Hypokalaemia: Beta2-adrenergic agonists may produce significant hypokalaemia in some patients, which has the potential to produce adverse cardiovascular effects. The decrease in serum potassium is usually transient, not requiring supplementation. In patients with severe COPD, hypokalaemia may be potentiated by hypoxia and concomitant treatment (see Interactions), which may increase the susceptibility to cardiac arrhythmias.
Hyperglycaemia: Inhalation of high doses of beta2-adrenergic agonists may produce increases in plasma glucose.
STRIVERDI RESPIMAT should not be used in conjunction with any other medication containing long-acting beta2-adrenergic agonists.
Patients who have been taking inhaled, short acting beta2-adrenergic agonists on a regular basis (e.g. four times a day) should be instructed to use them only for symptomatic relief of acute respiratory symptoms.
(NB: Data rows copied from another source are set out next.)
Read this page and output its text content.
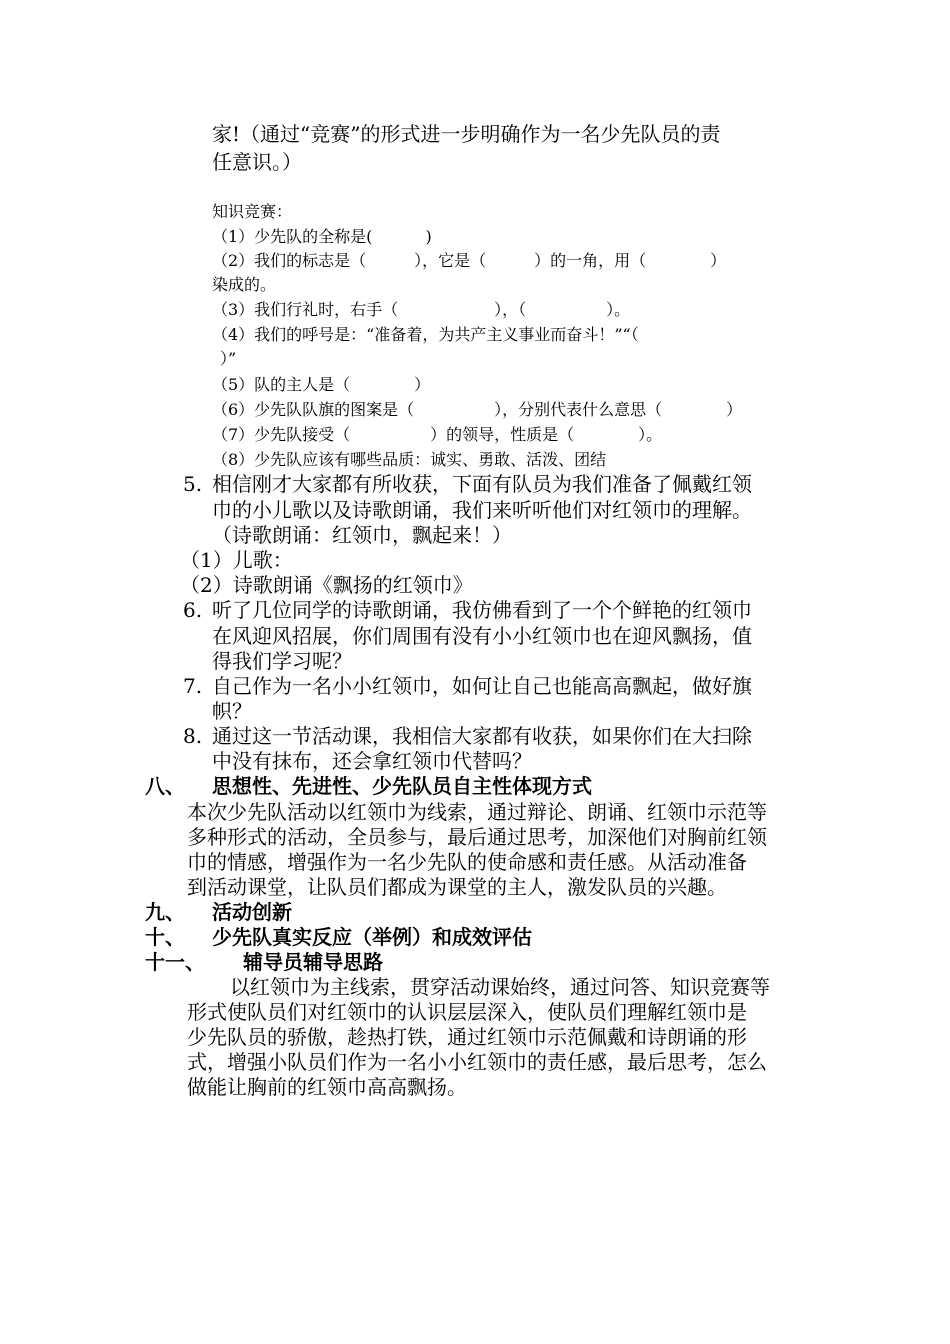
家!（通过“竞赛”的形式进一步明确作为一名少先队员的责
任意识。）
知识竞赛：
（1）少先队的全称是(　　　 )
（2）我们的标志是（　　　），它是（　　　）的一角，用（　　　　）
染成的。
（3）我们行礼时，右手（　　　　　　），（　　　　　）。
（4）我们的呼号是：“准备着，为共产主义事业而奋斗！”“（
）”
（5）队的主人是（　　　　）
（6）少先队队旗的图案是（　　　　　），分别代表什么意思（　　　　）
（7）少先队接受（　　　　　）的领导，性质是（　　　　）。
（8）少先队应该有哪些品质：诚实、勇敢、活泼、团结
5. 相信刚才大家都有所收获，下面有队员为我们准备了佩戴红领
巾的小儿歌以及诗歌朗诵，我们来听听他们对红领巾的理解。
（诗歌朗诵：红领巾，飘起来！）
（1）儿歌：
（2）诗歌朗诵《飘扬的红领巾》
6. 听了几位同学的诗歌朗诵，我仿佛看到了一个个鲜艳的红领巾
在风迎风招展，你们周围有没有小小红领巾也在迎风飘扬，值
得我们学习呢？
7. 自己作为一名小小红领巾，如何让自己也能高高飘起，做好旗
帜？
8. 通过这一节活动课，我相信大家都有收获，如果你们在大扫除
中没有抹布，还会拿红领巾代替吗？
八、 思想性、先进性、少先队员自主性体现方式
本次少先队活动以红领巾为线索，通过辩论、朗诵、红领巾示范等
多种形式的活动，全员参与，最后通过思考，加深他们对胸前红领
巾的情感，增强作为一名少先队的使命感和责任感。从活动准备
到活动课堂，让队员们都成为课堂的主人，激发队员的兴趣。
九、 活动创新
十、 少先队真实反应（举例）和成效评估
十一、 辅导员辅导思路
以红领巾为主线索，贯穿活动课始终，通过问答、知识竞赛等
形式使队员们对红领巾的认识层层深入，使队员们理解红领巾是
少先队员的骄傲，趁热打铁，通过红领巾示范佩戴和诗朗诵的形
式，增强小队员们作为一名小小红领巾的责任感，最后思考，怎么
做能让胸前的红领巾高高飘扬。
Excipients: This medicine contains 0.0011 mg benzalkonium chloride in each actuation.
Benzalkonium chloride may cause wheezing and breathing difficulties. Patients with asthma are at an increased risk for these adverse events.
Effects on Ability to Drive and Use Machines: No studies on the effects on the ability to drive and use machines have been performed.
However, patients should be advised that dizziness has been reported in clinical trials. Therefore, caution should be recommended when driving a car or operating machinery. If patients experience dizziness, they should avoid potentially hazardous tasks such as driving or operating machinery.